Soleil : un minimum qui a tout d’un maximum.

article original publié par Science @ Nasa
auteur : Docteur Tony Phillips
traduction de Didier Jamet
18 SEPTEMBRE 2005

Aurore polaire d’un beau rouge rubis observée le 11 septembre 2005 au-dessus de l’Arizona
Aurore polaire d’un beau rouge rubis observée le 11 septembre 2005 au-dessus de l’Arizona

Chris Schur

En théorie, 2005 aurait du être une année particulièrement calme pour le Soleil. Bizarrement, il n’en a rien été. Pourquoi ? Les scientifiques sont naturellement les premiers à se poser la question.

Le 7 septembre 2005, une énorme tache solaire fut responsable d’une colossale éruption solaire, une des plus puissantes jamais enregistrées. Dans les jours qui suivirent, elle connut 8 autres épisodes éruptifs. Chacune de ces éruptions de " classe X " provoqua sur Terre une interruption des communications radio sur ondes courtes et alimenta en énergie un orage magnétique qui balaya toute la planète. Ces éruptions précipitèrent dans l’espace des nuages de particules ionisées qui, lorsqu’ils rentrèrent en collision avec notre planète, y déclenchèrent des aurores polaires couleur rubis jusqu’à des latitudes très éloignées des pôles.

Alors c’est ça un minimum solaire ?

En fait, le minimum solaire, défini comme le point de plus basse activité du cycle solaire de 11 ans, n’est attendu que pour 2006. Cependant les prévisionnistes s’attendaient en toute logique à ce que l’année précédant ce minimum soit plutôt calme.

La vérité est qu’elle n’a pas été calme du tout. Le Soleil a débuté 2005 en fanfare avec une éruption de classe X dès le 1er janvier. Au 15 septembre 2005, nous avons déjà subi 4 orages magnétiques sévères et un total de 14 éruptions de classe X.

" Cela correspond a une activité solaire très soutenue " confirme le physicien spécialiste du Soleil David Hathaway, du centre national de science et de technologie spatiale de Huntsville, dans l’Alabama. Pour s’en convaincre, il suffit de comparer 2005 à l’année du précédent maximum solaire, 2000. " Sur toute l’année 2000, nous avons eu droit à 3 orages magnétiques sévères et 17 éruptions de classe X ". À la mi-septembre 2005, nous comptons donc déjà un orage magnétique de plus, et le retard en éruptions de classe X pourrait être comblé dès la fin du mois. Ce minimum solaire ressemble à s’y méprendre à un maximum.

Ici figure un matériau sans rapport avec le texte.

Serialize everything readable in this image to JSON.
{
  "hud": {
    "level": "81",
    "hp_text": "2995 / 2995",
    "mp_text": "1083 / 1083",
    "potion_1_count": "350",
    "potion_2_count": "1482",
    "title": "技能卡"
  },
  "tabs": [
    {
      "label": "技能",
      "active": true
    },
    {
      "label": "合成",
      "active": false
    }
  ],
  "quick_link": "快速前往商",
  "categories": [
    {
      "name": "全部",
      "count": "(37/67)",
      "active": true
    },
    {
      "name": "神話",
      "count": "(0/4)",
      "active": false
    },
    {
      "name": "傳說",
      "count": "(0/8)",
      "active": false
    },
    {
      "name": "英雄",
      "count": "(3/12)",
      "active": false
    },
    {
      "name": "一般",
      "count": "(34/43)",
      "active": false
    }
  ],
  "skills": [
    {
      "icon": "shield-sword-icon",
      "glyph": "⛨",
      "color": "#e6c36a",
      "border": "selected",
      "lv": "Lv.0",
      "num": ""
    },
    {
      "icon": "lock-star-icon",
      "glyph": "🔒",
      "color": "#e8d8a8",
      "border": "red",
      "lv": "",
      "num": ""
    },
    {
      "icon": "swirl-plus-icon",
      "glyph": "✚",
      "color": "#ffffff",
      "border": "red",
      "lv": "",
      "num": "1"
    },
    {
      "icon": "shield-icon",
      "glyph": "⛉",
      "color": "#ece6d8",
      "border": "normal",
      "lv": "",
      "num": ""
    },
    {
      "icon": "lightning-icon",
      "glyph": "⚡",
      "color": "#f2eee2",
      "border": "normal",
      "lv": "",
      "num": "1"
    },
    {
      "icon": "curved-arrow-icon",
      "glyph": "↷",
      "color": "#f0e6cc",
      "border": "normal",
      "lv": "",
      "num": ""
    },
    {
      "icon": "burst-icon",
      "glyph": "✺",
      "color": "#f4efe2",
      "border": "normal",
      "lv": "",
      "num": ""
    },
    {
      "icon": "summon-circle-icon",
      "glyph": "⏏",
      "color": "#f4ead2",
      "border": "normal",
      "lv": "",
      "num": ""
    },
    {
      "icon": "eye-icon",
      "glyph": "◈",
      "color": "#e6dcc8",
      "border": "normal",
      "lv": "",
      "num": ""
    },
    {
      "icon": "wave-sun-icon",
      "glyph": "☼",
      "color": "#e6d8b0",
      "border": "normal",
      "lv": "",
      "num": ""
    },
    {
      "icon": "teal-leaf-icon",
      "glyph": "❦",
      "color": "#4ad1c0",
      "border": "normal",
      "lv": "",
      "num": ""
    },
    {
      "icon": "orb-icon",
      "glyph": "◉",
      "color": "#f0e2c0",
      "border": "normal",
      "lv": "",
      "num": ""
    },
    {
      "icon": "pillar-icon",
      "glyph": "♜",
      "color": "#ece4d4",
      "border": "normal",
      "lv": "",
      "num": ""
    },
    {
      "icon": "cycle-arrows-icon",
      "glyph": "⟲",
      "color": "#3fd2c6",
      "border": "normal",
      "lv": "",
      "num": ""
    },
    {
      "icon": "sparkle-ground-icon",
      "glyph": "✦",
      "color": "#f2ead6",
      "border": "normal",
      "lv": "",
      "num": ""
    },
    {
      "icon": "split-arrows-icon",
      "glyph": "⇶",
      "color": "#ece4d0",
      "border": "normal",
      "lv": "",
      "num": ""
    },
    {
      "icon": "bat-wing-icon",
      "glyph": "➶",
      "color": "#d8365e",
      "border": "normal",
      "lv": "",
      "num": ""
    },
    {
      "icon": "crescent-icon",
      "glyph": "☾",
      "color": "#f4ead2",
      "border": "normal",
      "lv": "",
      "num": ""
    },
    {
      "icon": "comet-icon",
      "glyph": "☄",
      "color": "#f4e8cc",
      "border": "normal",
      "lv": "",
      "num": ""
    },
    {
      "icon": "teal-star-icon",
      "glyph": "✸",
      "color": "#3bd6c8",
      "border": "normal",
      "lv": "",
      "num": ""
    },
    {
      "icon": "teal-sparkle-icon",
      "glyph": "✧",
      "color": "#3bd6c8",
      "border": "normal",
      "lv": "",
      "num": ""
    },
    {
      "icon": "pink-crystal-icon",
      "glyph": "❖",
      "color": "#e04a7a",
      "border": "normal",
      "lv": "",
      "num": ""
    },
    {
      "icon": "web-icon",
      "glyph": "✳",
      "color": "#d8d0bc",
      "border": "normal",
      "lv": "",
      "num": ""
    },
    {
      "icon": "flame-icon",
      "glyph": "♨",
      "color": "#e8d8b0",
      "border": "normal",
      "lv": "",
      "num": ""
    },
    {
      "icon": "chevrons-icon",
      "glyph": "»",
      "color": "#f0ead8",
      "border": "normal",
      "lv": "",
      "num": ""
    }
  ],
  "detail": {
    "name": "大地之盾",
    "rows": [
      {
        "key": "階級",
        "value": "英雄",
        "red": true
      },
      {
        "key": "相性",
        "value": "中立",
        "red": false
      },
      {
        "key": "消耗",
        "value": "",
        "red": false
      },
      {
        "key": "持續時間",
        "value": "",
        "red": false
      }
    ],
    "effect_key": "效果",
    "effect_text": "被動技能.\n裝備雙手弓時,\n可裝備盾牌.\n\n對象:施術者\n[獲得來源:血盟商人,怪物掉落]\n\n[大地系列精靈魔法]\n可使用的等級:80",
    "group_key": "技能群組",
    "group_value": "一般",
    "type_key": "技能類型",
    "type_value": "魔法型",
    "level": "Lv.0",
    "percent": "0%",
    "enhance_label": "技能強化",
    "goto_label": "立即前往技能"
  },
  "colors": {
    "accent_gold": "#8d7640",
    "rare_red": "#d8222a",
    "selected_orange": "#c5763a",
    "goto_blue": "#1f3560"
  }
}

Les scientifiques comme David Hathaway suivent à la trace le cycle de 11 ans du Soleil en comptant le nombre de taches qui apparaissent à sa surface. Quand le nombre de taches culmine, on est au maximum. Et quand ce nombre est au plus bas, on est au minimum. L’idée derrière cette méthode de suivi de l’activité solaire est que les taches solaires sont les principales responsables des éruptions. Les champs magnétiques qui les traversent sont instables et finissent par se rompre. Cette rupture provoque la libération de radiations électromagnétiques, ce que l’on appelle une éruption solaire.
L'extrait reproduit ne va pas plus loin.